To find out more about the people I have been talking about and the organization that promotes safe boating, I had a look at the Canadian Power and Sail Squadron website. If you haven’t visited the website, I highly recommend you do. This not-for-profit group is a committed community of experienced boaters inspiring others to adopt a safe boating attitude through education and training. It started in 1938 with the formation of the Windsor Power Squadron. And in 1985 the name was changed to include sailors as well as power boaters. In 2013 when they celebrated their 75th anniversary, there were 26,000 members in 155 squadrons across this country.

Core values of the group include Safety, Education, Environment, and Community.

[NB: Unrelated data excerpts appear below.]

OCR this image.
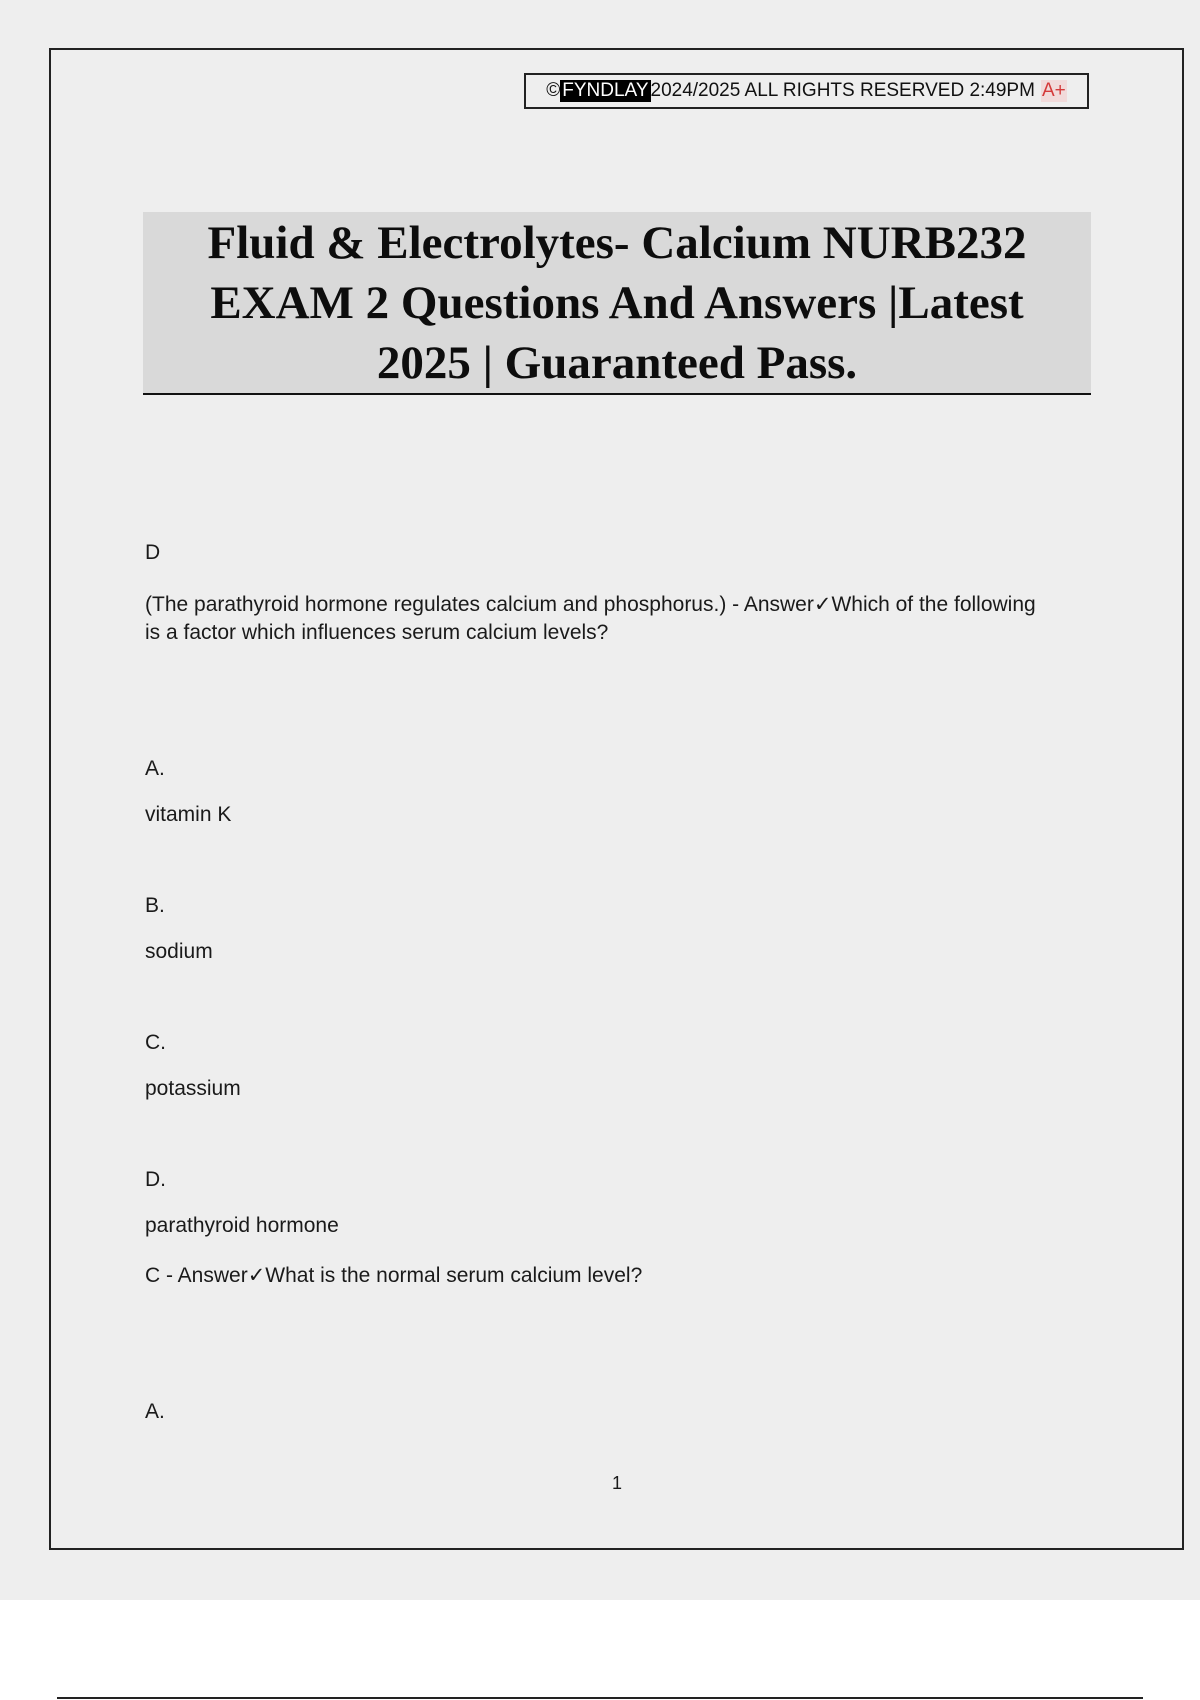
© FYNDLAY 2024/2025 ALL RIGHTS RESERVED 2:49PM A+
Fluid & Electrolytes- Calcium NURB232 EXAM 2 Questions And Answers |Latest 2025 | Guaranteed Pass.

D

(The parathyroid hormone regulates calcium and phosphorus.) - Answer✓Which of the following is a factor which influences serum calcium levels?

A.

vitamin K

B.

sodium

C.

potassium

D.

parathyroid hormone

C - Answer✓What is the normal serum calcium level?

A.

1
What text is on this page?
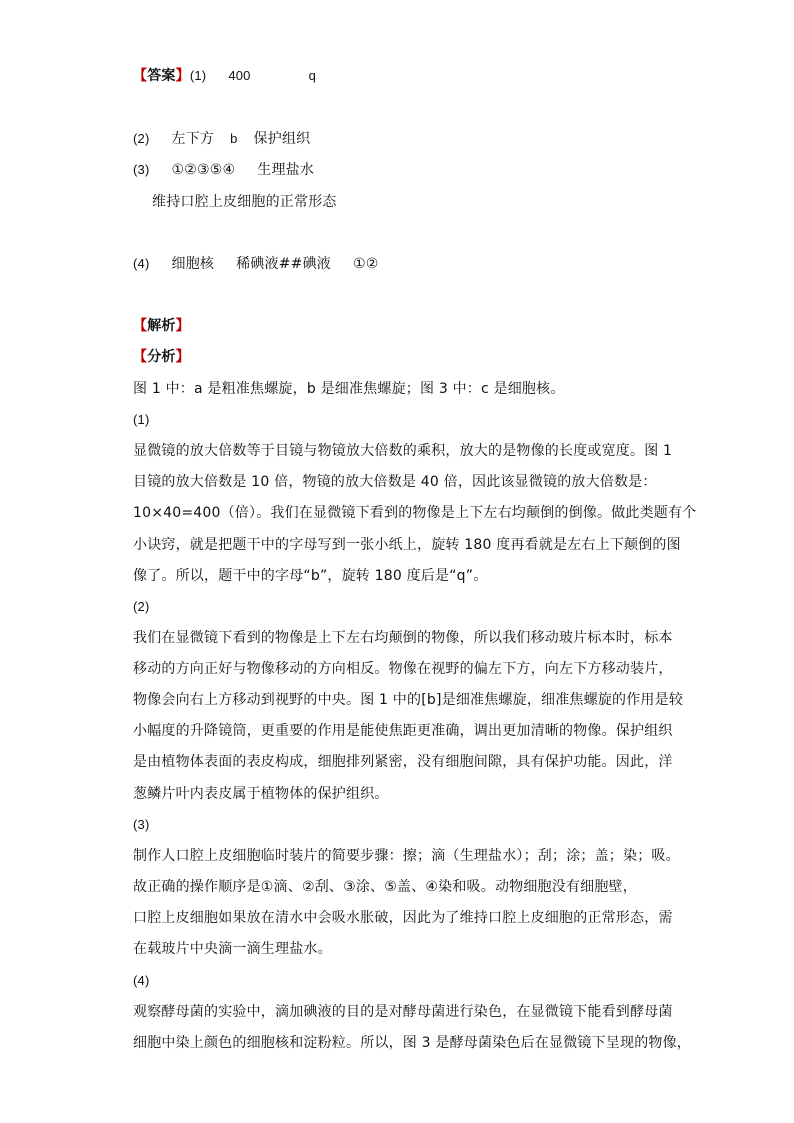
【答案】(1) 400	q
(2) 左下方 b 保护组织
(3) ①②③⑤④ 生理盐水
维持口腔上皮细胞的正常形态
(4) 细胞核 稀碘液##碘液 ①②
【解析】
【分析】
图 1 中：a 是粗准焦螺旋，b 是细准焦螺旋；图 3 中：c 是细胞核。
(1)
显微镜的放大倍数等于目镜与物镜放大倍数的乘积，放大的是物像的长度或宽度。图 1
目镜的放大倍数是 10 倍，物镜的放大倍数是 40 倍，因此该显微镜的放大倍数是：
10×40=400（倍）。我们在显微镜下看到的物像是上下左右均颠倒的倒像。做此类题有个
小诀窍，就是把题干中的字母写到一张小纸上，旋转 180 度再看就是左右上下颠倒的图
像了。所以，题干中的字母“b”，旋转 180 度后是“q”。
(2)
我们在显微镜下看到的物像是上下左右均颠倒的物像，所以我们移动玻片标本时，标本
移动的方向正好与物像移动的方向相反。物像在视野的偏左下方，向左下方移动装片，
物像会向右上方移动到视野的中央。图 1 中的[b]是细准焦螺旋，细准焦螺旋的作用是较
小幅度的升降镜筒，更重要的作用是能使焦距更准确，调出更加清晰的物像。保护组织
是由植物体表面的表皮构成，细胞排列紧密，没有细胞间隙，具有保护功能。因此，洋
葱鳞片叶内表皮属于植物体的保护组织。
(3)
制作人口腔上皮细胞临时装片的简要步骤：擦；滴（生理盐水）；刮；涂；盖；染；吸。
故正确的操作顺序是①滴、②刮、③涂、⑤盖、④染和吸。动物细胞没有细胞壁，
口腔上皮细胞如果放在清水中会吸水胀破，因此为了维持口腔上皮细胞的正常形态，需
在载玻片中央滴一滴生理盐水。
(4)
观察酵母菌的实验中，滴加碘液的目的是对酵母菌进行染色，在显微镜下能看到酵母菌
细胞中染上颜色的细胞核和淀粉粒。所以，图 3 是酵母菌染色后在显微镜下呈现的物像，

And this is where the volunteers come in. They depend on volunteers of all ages, levels of experience, and skill.

And I think the Brentwood Bay Power Squadron has shown us that they live by these core values. They show up, they share, they encourage, and I am sure they would be happy for the rest of us to follow suit so this organization can continue to do this good work. If you haven’t become a member, you might want to consider it. First-year membership is only $35. A few of the benefits include a subscription to the Canadian Yachting magazine, discounts on group insurance, hotels, boating equipment, C-tow, and future courses. And also the opportunity to join a group of enthusiastic boaters out on the water.

So on behalf of my fellow students, thank you to all the instructors and proctors and all those who made this learning experience a pleasant and fruitful one. I wish everyone an excellent boating season. Stay safe out there.”